Über uns

 

Die zwei Zweibeiner des Rudels sind ich, Stephie, und mein Lieblingsmann.
Ich habe Hunde schon immer geliebt und wuchs mit einer Meute Bobtails auf. Mein Mann hatte niemals Haustiere bevor er mich traf (O.k. auf seinen Wunsch: Er hatte eine Schildkröte als Kind ♥) und sagte frei heraus, dass ich mich zwischen ihm und einem möglichen Hund entscheiden müsse. Er wäre niemals damit einverstanden, dass ein Hund bei uns einzieht.

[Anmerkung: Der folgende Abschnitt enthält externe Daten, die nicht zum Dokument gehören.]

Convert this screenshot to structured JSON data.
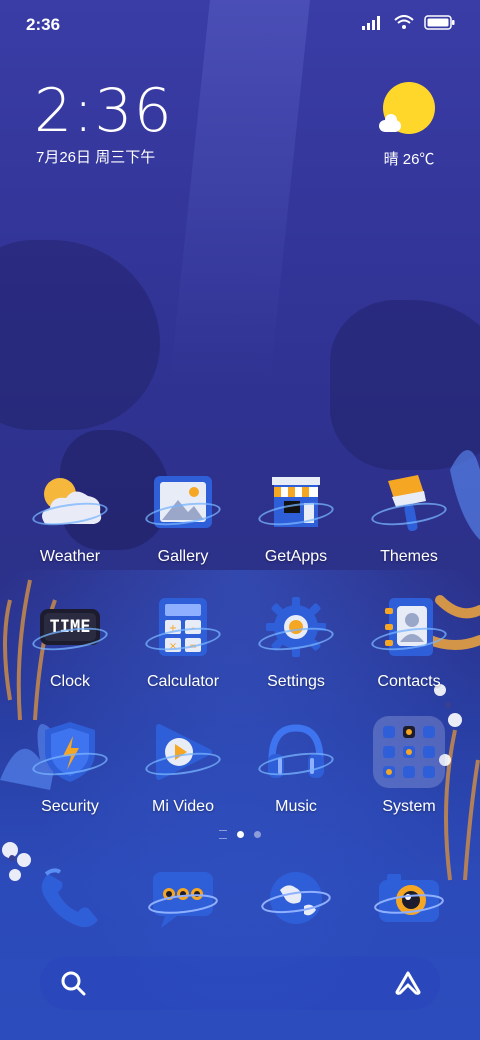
{
  "status_bar": {
    "time": "2:36",
    "icons": [
      "signal-icon",
      "wifi-icon",
      "battery-icon"
    ]
  },
  "clock_widget": {
    "time": "2:36",
    "date": "7月26日 周三下午"
  },
  "weather_widget": {
    "icon": "sunny-cloud-icon",
    "text": "晴 26℃"
  },
  "apps": [
    {
      "label": "Weather",
      "icon": "weather-icon"
    },
    {
      "label": "Gallery",
      "icon": "gallery-icon"
    },
    {
      "label": "GetApps",
      "icon": "getapps-icon"
    },
    {
      "label": "Themes",
      "icon": "themes-icon"
    },
    {
      "label": "Clock",
      "icon": "clock-icon",
      "icon_text": "TIME"
    },
    {
      "label": "Calculator",
      "icon": "calculator-icon"
    },
    {
      "label": "Settings",
      "icon": "settings-icon"
    },
    {
      "label": "Contacts",
      "icon": "contacts-icon"
    },
    {
      "label": "Security",
      "icon": "security-icon"
    },
    {
      "label": "Mi Video",
      "icon": "mi-video-icon"
    },
    {
      "label": "Music",
      "icon": "music-icon"
    },
    {
      "label": "System",
      "icon": "system-folder-icon"
    }
  ],
  "pager": {
    "pages": 2,
    "active": 1
  },
  "dock": [
    {
      "icon": "phone-icon"
    },
    {
      "icon": "messages-icon"
    },
    {
      "icon": "browser-icon"
    },
    {
      "icon": "camera-icon"
    }
  ],
  "search_bar": {
    "left_icon": "search-icon",
    "right_icon": "assistant-icon"
  },
  "colors": {
    "accent_blue": "#2f5fd8",
    "sun_yellow": "#ffd62a",
    "orange": "#f5a623"
  }
}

Vor 18 Jahren schaffte ich es dann, ihn ins Tierheim Süderstraße zu locken und da war sie, Ronja, unser erster gemeinsamer Hund. Für meinen Mann war es Liebe auf den ersten Blick. Wir haben sie noch am selben Tag mit nach Hause genommen und in der ersten Nacht schlief mein Mann neben ihrem schnell im Zoogeschäft gekauften Körbchen auf dem Fußboden, da er dachte, sie würde sich sonst einsam fühlen. Ins Bett sollte sie schließlich niemals! Es kam wie es kommen musste, das war ihre erste und letzte Nacht auf dem Boden.

Ein paar Jahre später kam dann Labrador Paula als Zweithund und 2nd chance dog dazu.

Nach Ronjas Tod wollten wir mal einen Hund von einem verantwortungsbewussten Züchter. Schauen, wie es so ist, wenn das Tier bisher nur Gutes erlebt hatte. Nach einiger Recherche und Überredungsarbeit meinerseits entschieden wir uns für einen Australian Shepherd. Wir fuhren zum Züchter, eigentlich, um uns Welpen anzusehen. Aber dort begrüßte uns ein sechs Monate alter Aussie, in den ich mich direkt verliebte. Nach unserem zweiten Besuch nahmen wir ihn mit nach Hause. Jamie war ein fröhlicher und lustiger Hund, mit dem wir viel Spaß hatten. Leider starb er dieses Jahr, viel zu früh, kurz nach seinem sechsten Geburtstag.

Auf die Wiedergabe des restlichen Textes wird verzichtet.